Raza A, Yousuf N, Bokhari S, Abbas A, Lampkin B, Pancoast J, Bismayer J, Siegrist C, Browman G, Bennett J, Goldberg J, Grunwald H, Larson R, Tricot G, Vogler R, Gartside P, Preisler H
CHILDRENS HOSP MED CTR,CINCINNATI,OH 45229. BETHESDA OAK HOSP,CINCINNATI,OH. CHRIST HOSP,CINCINNATI,OH 45219. HAMILTON CIVIC HOSP,HAMILTON,ON,CANADA. UNIV ROCHESTER,CTR CANC,ROCHESTER,NY 14627. COOPER HOSP UNIV MED CTR,CAMDEN,NJ. LONG ISL JEWISH MED CTR,JAMAICA,NY. UNIV CHICAGO,MED CTR,CHICAGO,IL 60637. INDIANA UNIV,INDIANAPOLIS,IN 46204. EMORY UNIV,ATLANTA,GA 30322.

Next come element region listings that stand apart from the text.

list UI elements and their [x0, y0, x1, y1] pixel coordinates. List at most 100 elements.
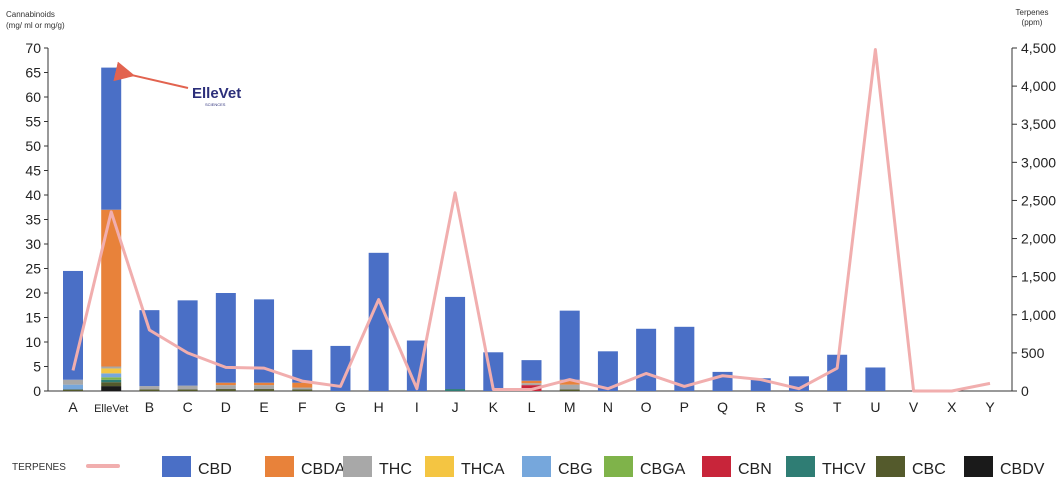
- bar-cbd: [674, 327, 694, 391]
- x-tick-label: X: [947, 399, 957, 415]
- right-tick-label: 500: [1021, 345, 1045, 361]
- left-tick-label: 5: [33, 359, 41, 375]
- left-axis-title: Cannabinoids: [6, 10, 55, 19]
- bar-cbdv: [101, 386, 121, 391]
- bar-cbd: [865, 367, 885, 391]
- bar-cbd: [369, 253, 389, 391]
- bar-cbd: [139, 310, 159, 386]
- bar-stack: [445, 297, 465, 391]
- bar-cbc: [139, 390, 159, 391]
- x-tick-label: S: [794, 399, 803, 415]
- x-tick-label: M: [564, 399, 576, 415]
- x-tick-label: K: [489, 399, 499, 415]
- legend-swatch-cbda: [265, 456, 294, 477]
- bar-thca: [101, 368, 121, 373]
- right-tick-label: 3,000: [1021, 154, 1056, 170]
- legend-swatch-cbn: [702, 456, 731, 477]
- left-tick-label: 70: [25, 40, 41, 56]
- bar-stack: [63, 271, 83, 391]
- legend-swatch-thcv: [786, 456, 815, 477]
- legend-label-thca: THCA: [461, 461, 505, 478]
- left-tick-label: 45: [25, 163, 41, 179]
- bar-cbd: [522, 360, 542, 381]
- x-tick-label: A: [68, 399, 78, 415]
- bar-cbda: [216, 383, 236, 385]
- legend-swatch-cbc: [876, 456, 905, 477]
- legend-label-cbg: CBG: [558, 461, 593, 478]
- legend-label-thcv: THCV: [822, 461, 866, 478]
- bar-cbda: [254, 383, 274, 385]
- bar-cbc: [101, 382, 121, 386]
- left-tick-label: 35: [25, 212, 41, 228]
- legend-swatch-cbg: [522, 456, 551, 477]
- left-tick-label: 55: [25, 114, 41, 130]
- left-tick-label: 60: [25, 89, 41, 105]
- left-tick-label: 25: [25, 261, 41, 277]
- x-tick-label: Q: [717, 399, 728, 415]
- bar-thc: [560, 385, 580, 390]
- x-tick-label: R: [756, 399, 766, 415]
- bar-cbc: [178, 390, 198, 391]
- bar-stack: [178, 300, 198, 391]
- legend-terpenes-label: TERPENES: [12, 462, 66, 473]
- x-tick-label: L: [528, 399, 536, 415]
- legend-swatch-thca: [425, 456, 454, 477]
- bar-cbc: [560, 390, 580, 391]
- right-tick-label: 1,500: [1021, 269, 1056, 285]
- x-tick-label: I: [415, 399, 419, 415]
- bar-cbc: [254, 389, 274, 391]
- bar-stack: [139, 310, 159, 391]
- legend-label-cbc: CBC: [912, 461, 946, 478]
- x-tick-label: V: [909, 399, 919, 415]
- bar-stack: [674, 327, 694, 391]
- left-tick-label: 20: [25, 285, 41, 301]
- ellevet-logo-subtext: SCIENCES: [205, 102, 226, 107]
- x-tick-label: G: [335, 399, 346, 415]
- bar-cbda: [522, 381, 542, 383]
- x-tick-label: ElleVet: [94, 403, 128, 415]
- bar-thc: [254, 385, 274, 389]
- right-tick-label: 4,500: [1021, 40, 1056, 56]
- left-tick-label: 30: [25, 236, 41, 252]
- x-tick-label: Y: [985, 399, 995, 415]
- x-tick-label: P: [680, 399, 689, 415]
- bar-cbga: [101, 377, 121, 379]
- axes-layer: 051015202530354045505560657005001,0001,5…: [6, 8, 1056, 415]
- left-tick-label: 50: [25, 138, 41, 154]
- legend-label-cbd: CBD: [198, 461, 232, 478]
- bars-layer: [63, 68, 885, 391]
- bar-thc: [139, 386, 159, 389]
- bar-stack: [254, 299, 274, 391]
- annotation-arrow: [131, 75, 188, 88]
- right-tick-label: 1,000: [1021, 307, 1056, 323]
- x-tick-label: U: [870, 399, 880, 415]
- x-tick-label: J: [452, 399, 459, 415]
- bar-thcv: [445, 389, 465, 391]
- right-tick-label: 2,500: [1021, 192, 1056, 208]
- left-tick-label: 0: [33, 383, 41, 399]
- right-axis-title: (ppm): [1022, 18, 1043, 27]
- right-tick-label: 3,500: [1021, 116, 1056, 132]
- left-tick-label: 10: [25, 334, 41, 350]
- bar-stack: [369, 253, 389, 391]
- legend-label-cbda: CBDA: [301, 461, 346, 478]
- x-tick-label: D: [221, 399, 231, 415]
- right-tick-label: 4,000: [1021, 78, 1056, 94]
- x-tick-label: O: [641, 399, 652, 415]
- left-tick-label: 15: [25, 310, 41, 326]
- bar-cbc: [216, 389, 236, 391]
- bar-thc: [522, 383, 542, 385]
- bar-cbd: [445, 297, 465, 389]
- x-tick-label: E: [259, 399, 268, 415]
- bar-stack: [292, 350, 312, 391]
- x-tick-label: T: [833, 399, 842, 415]
- legend-label-cbn: CBN: [738, 461, 772, 478]
- bar-cbc: [292, 390, 312, 391]
- bar-thc: [292, 388, 312, 390]
- legend-swatch-cbd: [162, 456, 191, 477]
- bar-cbd: [178, 300, 198, 385]
- x-tick-label: H: [374, 399, 384, 415]
- x-tick-label: C: [183, 399, 193, 415]
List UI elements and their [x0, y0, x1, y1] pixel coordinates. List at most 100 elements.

Int J Oncol. 1993 Feb;2(2):301-7. doi: 10.3892/ijo.2.2.301.
Prognostic factors were related to remission duration among 179 standard risk newly diagnosed acute myeloid leukemia (AML) patients who received identical induction and consolidation therapies. Following a bromodeoxyuridine infusion, labeling indices of bone marrow aspirate/biopsy, durations of S-phase and cell cycle (Tc) were determined. Patients with slowly cycling myeloblasts had longer remissions (Log rank p=0.03) than those with rapidly cycling myeloblasts. Multivariate analysis demonstrated that both WBC and Tc contributed to remission duration (p=0.01 and 0.005 respectively). Patients with slowly proliferating leukemias have longer remissions probably due to slower regrowth of leukemia between chemotherapy courses.